Il 2019 – con il commissariamento affidato al “forestiero” Giustini e non al nuovo presidente della Giunta regionale Toma – appare come un anno singolare, ancora di più del 2013, con la spesa che schizza a 730 milioni ed il divario tra la spesa ed il finanziamento che sale addirittura a 117 milioni. Il bilancio consolidato 2019 del SSR è stato approvato soltanto l’11 marzo 2021 (decreto commissario ad acta n. 35), perché commissario, Tavolo tecnico e strutture ministeriali hanno contestato l’iscrizione agli accantonamenti per rischi (che rientrano tra i costi operativi) di 39,6 milioni a copertura di penali ed interessi afferenti al mancato pagamento di uno “storico” debito con l’INPS di 47,2 milioni, che però riguarda la Regione Molise, non il SSR. Più in generale, gli accantonamenti per rischi sono cresciuti di 60,1 milioni rispetto al 2018; inoltre, il saldo dei proventi ed oneri straordinari, che nel 2018 era stato positivo per 18,9 milioni, nel 2019 è diventato negativo per 8,4 milioni, peggiorando così i conti di ulteriori 27,3 milioni rispetto al 2018. Senza queste contabilizzazioni particolari, la spesa di CE 2019 sarebbe stata di 643 milioni, praticamente la stessa del 2018.

Le norme nazionali per il risanamento dei SSR hanno un vizio d’origine: esse sono centrate sul recupero dell’equilibrio economico, mentre i servizi sanitari ai cittadini sono relegati in secondo piano, limitatamente alla salvaguardia dei cosiddetti livelli essenziali di assistenza (LEA). Il paradigma andrebbe invece ribaltato, ponendo al primo posto le esigenze sanitarie e subordinando ad esse gli equilibri economici, pur consapevoli dell’importanza di una gestione efficiente ed appropriata, che valorizzi gli investimenti nella salute e non alimenti gli sprechi. Peraltro è incerta la precisione estimativa dei LEA. Fino al 2019 sono stati calcolati attraverso una “griglia” di 33 indicatori, che per raggiungere la sufficienza dovevano totalizzare 160 punti. Per migliorarne la capacità estimativa; dal 2020 sono in vigore i nuovi LEA, basati su una griglia più articolata, con punteggi in centesimi, dove 60/100 indica la sufficienza, su tre aree: prevenzione, distrettuale, ospedaliera.

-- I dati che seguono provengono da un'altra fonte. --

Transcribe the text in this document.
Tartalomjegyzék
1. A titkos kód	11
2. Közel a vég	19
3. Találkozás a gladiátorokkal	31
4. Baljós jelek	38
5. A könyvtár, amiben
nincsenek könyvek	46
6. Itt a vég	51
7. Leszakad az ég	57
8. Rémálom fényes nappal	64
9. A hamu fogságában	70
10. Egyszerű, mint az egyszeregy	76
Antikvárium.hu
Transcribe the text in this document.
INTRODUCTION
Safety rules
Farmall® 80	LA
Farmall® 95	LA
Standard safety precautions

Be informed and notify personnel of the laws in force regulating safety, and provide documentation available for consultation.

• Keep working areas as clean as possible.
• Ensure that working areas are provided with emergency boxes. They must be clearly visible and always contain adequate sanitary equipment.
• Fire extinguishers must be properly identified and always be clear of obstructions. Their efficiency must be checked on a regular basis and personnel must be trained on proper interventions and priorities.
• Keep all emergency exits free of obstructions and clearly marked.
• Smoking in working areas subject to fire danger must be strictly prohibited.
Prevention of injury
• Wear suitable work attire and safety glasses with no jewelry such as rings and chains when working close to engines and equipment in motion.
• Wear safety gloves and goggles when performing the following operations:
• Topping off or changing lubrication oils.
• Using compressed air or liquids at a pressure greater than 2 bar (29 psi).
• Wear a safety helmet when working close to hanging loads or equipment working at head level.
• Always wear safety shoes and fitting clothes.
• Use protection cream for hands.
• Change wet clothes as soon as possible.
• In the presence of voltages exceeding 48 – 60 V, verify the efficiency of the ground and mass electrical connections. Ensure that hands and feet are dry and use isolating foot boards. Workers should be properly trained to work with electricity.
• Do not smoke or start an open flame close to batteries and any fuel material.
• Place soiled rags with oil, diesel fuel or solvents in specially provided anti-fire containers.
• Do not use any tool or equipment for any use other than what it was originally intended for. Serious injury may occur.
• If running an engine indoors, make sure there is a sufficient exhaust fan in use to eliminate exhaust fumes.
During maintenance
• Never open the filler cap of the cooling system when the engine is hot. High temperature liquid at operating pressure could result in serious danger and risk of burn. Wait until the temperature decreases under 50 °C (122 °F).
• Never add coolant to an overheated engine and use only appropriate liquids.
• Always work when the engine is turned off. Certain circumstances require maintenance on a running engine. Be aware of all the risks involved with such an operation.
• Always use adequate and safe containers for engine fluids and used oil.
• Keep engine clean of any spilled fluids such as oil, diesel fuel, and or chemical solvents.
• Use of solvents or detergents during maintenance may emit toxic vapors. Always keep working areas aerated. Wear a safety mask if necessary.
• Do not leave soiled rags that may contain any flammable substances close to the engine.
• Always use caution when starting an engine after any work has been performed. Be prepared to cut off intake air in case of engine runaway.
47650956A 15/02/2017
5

Se il risanamento economico è mancato, in Molise non è migliorata l’offerta dei servizi sanitari, anzi essa è drammaticamente peggiorata, nonostante che i punteggi LEA dal 2010 al 2018 abbiano segnato un tendenziale miglioramento, con il superamento della soglia dei 160 punti nel 2016, il raggiungimento nel 2018 del punteggio di 180, seguito dal crollo a 150 punti nel 2019, conseguente – a mio avviso – alla confusione organizzativa ed operativa generata dal conflitto tra il commissario ad acta “forestiero” ed il presidente regionale (gra. 2).

Gra. 2 – Punteggi LEA del SSR del Molise dal 2010 al 2019

(Fonte: Corte dei conti, Rapporto 2021 sul coordinamento della finanza pubblica, pag. 313.)

Più che gli indici LEA, di dubbia validità, la tendenza reale, quantomeno dei servizi ospedalieri (ordinari, diurni, riabilitativi e di lungodegenza), è efficacemente indicata dall’indice di mobilità passiva o indice di fuga, che fornisce la percentuale dei ricoveri di molisani fuori regione sul totale dei ricoveri. Dal 2013 al 2019 si è verificato un incremento costante dell’indice di fuga dal 23,0% al 29,6%, valori che sono i più alti in assoluto fra tutte le regioni, a fronte di una media nazionale che ha oscillato tra l’8,0% e l’8,8% (gra. 3).

Gra. 3 – Mobilità ospedaliera attiva e passiva del Molise 2013-2019

(Fonte: Ministero della salute, dati SDO.)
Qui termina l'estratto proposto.